La velocità è un tema che si impone con evidenza ed è il motore di un grande cambiamento: l’azienda non è più in grado di sostenere tutte le persone con l’adeguata formazione e prontezza proprio a causa della velocità di trasformazione in cui essa stessa è immersa.
Avere successo in questo contesto accelerato è una responsabilità dell’individuo: ciascuno di noi è messo costantemente di fronte a situazioni sfidanti rispetto alle quali possiamo risultare non aggiornati e incapaci di interagire con tecnologie sempre più innovative. Cito le tecnologie perché si tratta di uno strumento trasversale richiesto in tutti i ruoli in azienda. Non dobbiamo infatti pensare che digitale e tecnologie riguardino solo i tecnici, anzi. La loro forza si manifesta in un modo diverso di fare le cose e in un modo diverso di gestire le aziende e di generare produttività.
Per questo mi sento di suggerire una rigorosa e quotidiana autoanalisi delle competenze necessarie e dei gap che stiamo accumulando, in modo da riuscire sicuramente a cogliere precocemente le mancanze e a poter reagire.
Di recente abbiamo avviato quattro progetti bellissimi dedicati al reemployement interno, riconoscendo diverse responsabilità e opportunità di crescita a seconda delle funzioni ricoperte all’interno dell’organizzazione aziendale. Ad esempio, le persone che occupano delle posizioni strategiche in azienda devono essere in grado di sostenere una crescita del ruolo ed essere misurate su questo tipo di tensione. Le persone che occupano posti stabili devono garantire una continuità di prestazione e devo valutarle su questo. Diverso il discorso per le persone che occupano funzioni ormai in declino: qui è necessario fermarsi e approfondire lo studio delle loro competenze per capire se possono essere impiegate trasversalmente in altri ruoli in azienda, se possono dare un contributo ed eventualmente in che modo vanno supportate nel riposizionamento interno.
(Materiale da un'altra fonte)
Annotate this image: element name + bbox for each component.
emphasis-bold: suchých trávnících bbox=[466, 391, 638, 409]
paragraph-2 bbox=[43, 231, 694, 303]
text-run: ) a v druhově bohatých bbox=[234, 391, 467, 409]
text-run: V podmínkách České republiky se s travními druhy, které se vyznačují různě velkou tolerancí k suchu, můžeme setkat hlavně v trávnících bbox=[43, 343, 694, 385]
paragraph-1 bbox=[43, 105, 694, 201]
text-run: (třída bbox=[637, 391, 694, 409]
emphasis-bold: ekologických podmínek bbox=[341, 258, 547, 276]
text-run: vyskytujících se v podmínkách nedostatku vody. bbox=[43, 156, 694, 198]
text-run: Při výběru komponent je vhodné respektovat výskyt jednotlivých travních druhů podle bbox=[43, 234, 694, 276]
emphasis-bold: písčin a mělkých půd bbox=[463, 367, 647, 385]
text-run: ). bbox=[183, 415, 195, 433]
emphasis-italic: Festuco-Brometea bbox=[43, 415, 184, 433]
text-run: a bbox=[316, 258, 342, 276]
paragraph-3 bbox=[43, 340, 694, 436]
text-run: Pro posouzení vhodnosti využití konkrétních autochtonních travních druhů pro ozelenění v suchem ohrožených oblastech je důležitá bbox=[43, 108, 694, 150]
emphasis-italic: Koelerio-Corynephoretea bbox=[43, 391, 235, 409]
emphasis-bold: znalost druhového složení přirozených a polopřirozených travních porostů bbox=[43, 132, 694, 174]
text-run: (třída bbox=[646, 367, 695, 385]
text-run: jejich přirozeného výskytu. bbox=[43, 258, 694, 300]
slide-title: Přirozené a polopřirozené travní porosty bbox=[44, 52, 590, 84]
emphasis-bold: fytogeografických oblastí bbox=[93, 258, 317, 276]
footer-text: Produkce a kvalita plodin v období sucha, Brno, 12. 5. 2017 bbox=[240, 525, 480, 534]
Vi posso garantire che frequentemente la posizione di partenza espressa dalle aziende è quella di chi non sa come impiegare i propri manager. Dopo aver analizzato le competenze manageriali di ciascuno, sfruttando le skills trasversali, più dell’80% delle persone trovano una ricollocazione interna in altri ruoli.
Quando gli esuberi sono determinati dall’headquarter, certamente c’è un piano di uscita con determinati numeri da rispettare e poco margine di manovra; tuttavia, spesso i manager escono dall’azienda perché sono considerati obsoleti e le loro competenze non adeguate ai piani di business.
Il tema del reemployement orizzontale è il tema che ci si impone per trovare soluzioni nuove a problemi nuovi. È il tema dell’osservare e dell’intercettare precocemente i gap di competenza che si rivela fondamentale soprattutto in termini di mind set, poiché dobbiamo abituarci a mettere in discussione il nostro rapporto con la velocità con cui tutto si rivoluziona: l’ambiente, l’azienda, il mercato del lavoro.
Nel nostro osservatorio, sosteniamo programmi di ricollocazione professionale che coinvolgono più di 400 dirigenti l’anno con un’età media di circa 50 anni e che portiamo a essere reinseriti nel mercato del lavoro nel 94% dei casi, anche attraverso forme di autoimprenditorialità come le start up oppure in forme di consulenze.
Torno dunque a sottolineare l’importanza di fare una buona autoanalisi delle proprie competenze: questi sono tempi sfidanti, ma vi garantisco che le tecnologie creano posti di lavoro, molti di più di quelli che distruggono. Mettersi in discussione fortemente, ogni giorno, è l’unico modo per restare competitivi sul mercato.